With hospital budgets continually being squeezed, flexible equipment financing is an increasingly attractive option.
“You have hospital departments, radiology departments, that have older CT scanners or MRI scanners, that they know they need to upgrade since they’re eight to 10 years old, but they’re being told the capital budget will be going towards IT … and electronic health records, so you’re just going to have to make that CAT scan system work for another year or two,” said Stephen Jasiukiewicz, vice president healthcare sales, Key Equipment Finance. “And so, leasing or financing tends to be a flexible way to battle that budget issue.”
There are a number of benefits to going the flexible equipment financing route, said Richard Gundling, vice president, healthcare financial practices of the Healthcare Financial Management Association.
“As part of any healthcare organization’s strategic and capital planning process, flexible equipment financing is factored into the decision-making equation,” Gundling said. “Some of the benefits include limited or no cash up front, quicker access to up-to-date equipment/technology, and cash flow management – payments matching to revenue.”

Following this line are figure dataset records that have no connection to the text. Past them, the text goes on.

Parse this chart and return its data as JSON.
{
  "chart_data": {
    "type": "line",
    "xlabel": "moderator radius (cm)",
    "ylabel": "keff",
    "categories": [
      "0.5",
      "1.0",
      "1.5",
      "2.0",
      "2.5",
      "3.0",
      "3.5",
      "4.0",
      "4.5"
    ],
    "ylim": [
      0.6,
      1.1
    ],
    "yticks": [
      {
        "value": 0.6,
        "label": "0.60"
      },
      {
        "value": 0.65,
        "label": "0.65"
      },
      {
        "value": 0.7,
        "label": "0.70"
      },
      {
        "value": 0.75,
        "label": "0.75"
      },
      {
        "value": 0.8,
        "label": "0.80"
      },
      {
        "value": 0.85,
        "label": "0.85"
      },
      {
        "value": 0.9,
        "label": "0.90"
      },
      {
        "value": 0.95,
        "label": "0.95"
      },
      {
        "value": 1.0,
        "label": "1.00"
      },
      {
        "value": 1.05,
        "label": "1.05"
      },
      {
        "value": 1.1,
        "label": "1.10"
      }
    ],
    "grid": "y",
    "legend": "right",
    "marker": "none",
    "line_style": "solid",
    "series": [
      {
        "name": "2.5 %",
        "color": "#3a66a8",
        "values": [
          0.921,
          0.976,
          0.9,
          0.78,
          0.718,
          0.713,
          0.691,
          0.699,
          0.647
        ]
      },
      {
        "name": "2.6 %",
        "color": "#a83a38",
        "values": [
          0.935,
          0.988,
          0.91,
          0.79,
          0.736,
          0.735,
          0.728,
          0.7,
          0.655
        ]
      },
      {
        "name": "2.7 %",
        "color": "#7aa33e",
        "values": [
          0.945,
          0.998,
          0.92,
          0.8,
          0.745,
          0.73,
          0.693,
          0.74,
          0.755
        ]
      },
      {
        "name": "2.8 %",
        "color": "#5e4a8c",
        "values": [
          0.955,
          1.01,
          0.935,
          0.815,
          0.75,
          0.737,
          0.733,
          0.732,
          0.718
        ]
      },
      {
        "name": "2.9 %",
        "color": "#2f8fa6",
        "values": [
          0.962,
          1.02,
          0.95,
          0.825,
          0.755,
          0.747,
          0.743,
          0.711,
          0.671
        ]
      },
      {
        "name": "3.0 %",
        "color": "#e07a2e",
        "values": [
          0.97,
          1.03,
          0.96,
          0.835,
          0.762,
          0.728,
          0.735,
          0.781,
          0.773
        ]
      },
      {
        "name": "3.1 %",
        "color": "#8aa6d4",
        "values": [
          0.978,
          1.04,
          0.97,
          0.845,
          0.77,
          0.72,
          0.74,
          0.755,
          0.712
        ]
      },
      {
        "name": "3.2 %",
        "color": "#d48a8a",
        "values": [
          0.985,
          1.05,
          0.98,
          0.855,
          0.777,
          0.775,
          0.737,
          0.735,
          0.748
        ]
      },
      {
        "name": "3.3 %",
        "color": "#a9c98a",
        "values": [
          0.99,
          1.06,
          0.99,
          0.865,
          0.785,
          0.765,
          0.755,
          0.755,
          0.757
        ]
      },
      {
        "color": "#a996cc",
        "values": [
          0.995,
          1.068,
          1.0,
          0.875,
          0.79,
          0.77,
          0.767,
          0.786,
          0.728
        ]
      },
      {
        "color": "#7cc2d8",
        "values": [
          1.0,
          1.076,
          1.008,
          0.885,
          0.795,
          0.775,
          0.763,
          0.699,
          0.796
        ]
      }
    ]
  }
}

Gundling said flexible equipment financing is most attractive when an organization needs immediate access to new equipment and technology, wants to conserve cash, eliminate risk of owning obsolete assets, wants to upgrade technology easily, and wants to manage their long-term costs (by spreading payments over several years).
“To remain viable, all organizations must make good investment decisions based on objective analysis,” said Gundling.